The Performance of Adaptation as a Postcolonial Strategy

A Talk by Jerri Daboo

Part of the CCL’s Postcolonial Theatre series, May 2023.

Thursday 1 June 2023, 6pm BST (online) 

(rescheduled from 11 May 2023)

The development of the movement of British South Asian theatre offers a way to examine how diaspora communities create new forms of performance in response to their positioning.

Adaptation has been a particular feature of this movement, and this talk will consider why and how forms of adaptation have been used, leading to new meanings of the plays, as well as new forms of performance with a hybridity of styles.

An approach from diaspora studies will show how a postcolonialism can be extended in the context of diaspora to allow for transnational connections and movements of performance forms, leading to the use of the term transadaptation to take into account translation (verbal and cultural), transmedia, and the transnational.

The talk will examine a number of performances produced by theatre companies Tara Arts and Tamasha, as well as by playwright Tanika Gupta.

 

The talk will be chaired by Nandi Bhatia.

Attendance is free but booking will be essential to receive a link to attend.
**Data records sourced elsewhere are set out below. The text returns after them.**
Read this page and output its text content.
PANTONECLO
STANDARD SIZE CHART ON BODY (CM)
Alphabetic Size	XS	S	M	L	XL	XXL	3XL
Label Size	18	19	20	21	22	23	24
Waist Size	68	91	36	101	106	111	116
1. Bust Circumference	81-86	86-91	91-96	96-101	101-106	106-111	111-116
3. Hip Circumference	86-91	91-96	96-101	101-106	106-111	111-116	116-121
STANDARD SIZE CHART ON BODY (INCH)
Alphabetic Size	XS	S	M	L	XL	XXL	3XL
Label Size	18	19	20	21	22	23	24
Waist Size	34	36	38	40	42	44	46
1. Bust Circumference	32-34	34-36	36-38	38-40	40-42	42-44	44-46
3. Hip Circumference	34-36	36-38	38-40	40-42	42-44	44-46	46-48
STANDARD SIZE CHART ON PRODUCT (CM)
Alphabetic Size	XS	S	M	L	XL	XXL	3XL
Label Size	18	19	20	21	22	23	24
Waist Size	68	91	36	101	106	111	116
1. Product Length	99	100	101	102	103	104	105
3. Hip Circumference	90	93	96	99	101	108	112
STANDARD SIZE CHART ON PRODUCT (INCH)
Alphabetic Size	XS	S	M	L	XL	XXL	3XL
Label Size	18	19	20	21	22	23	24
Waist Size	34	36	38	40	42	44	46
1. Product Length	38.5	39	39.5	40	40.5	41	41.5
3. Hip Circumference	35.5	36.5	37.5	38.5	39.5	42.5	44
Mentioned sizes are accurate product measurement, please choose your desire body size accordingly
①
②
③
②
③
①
BOOKING IS NOW CLOSED.

Watch the recording of the seminar:

 

The participants:

Jerri Daboo is Professor of Performance in the Department of Communication, Drama and Film at the University of Exeter. She has been researching the cultures and histories of British South Asian communities since 2004, including several large AHRC-funded projects, and many publications including her monograph Staging British South Asian Culture: Bollywood and Bhangra on the British Stage.

Nandi Bhatia is Associate Dean for Research for the Faculty of Arts & Humanities and Professor at Western University, Canada. A specialist in Postcolonial Literature and theory, her research explores the connections between literary and theatrical practices, nationalism and colonialism, and examines the ruptures and crossovers that resulted from the British Empire’s longstanding engagement with India. Such connections have been analyzed in her monographs, Acts of Authority/Acts of Resistance: Theatre and Politics in Colonial and Postcolonial India  (University of Michigan Press and Oxford University Press: 2004), Performing Women/ Performing Womanhood: Theatre, Politics and Dissent in North India  (OUP, 2010), edited collections Modern Indian Theatre (ed., OUP, 2011) and Partitioned Lives: Narratives of Home, Displacement and Relocation (co-ed. with Anjali Gera-Roy, Pearson, 2009).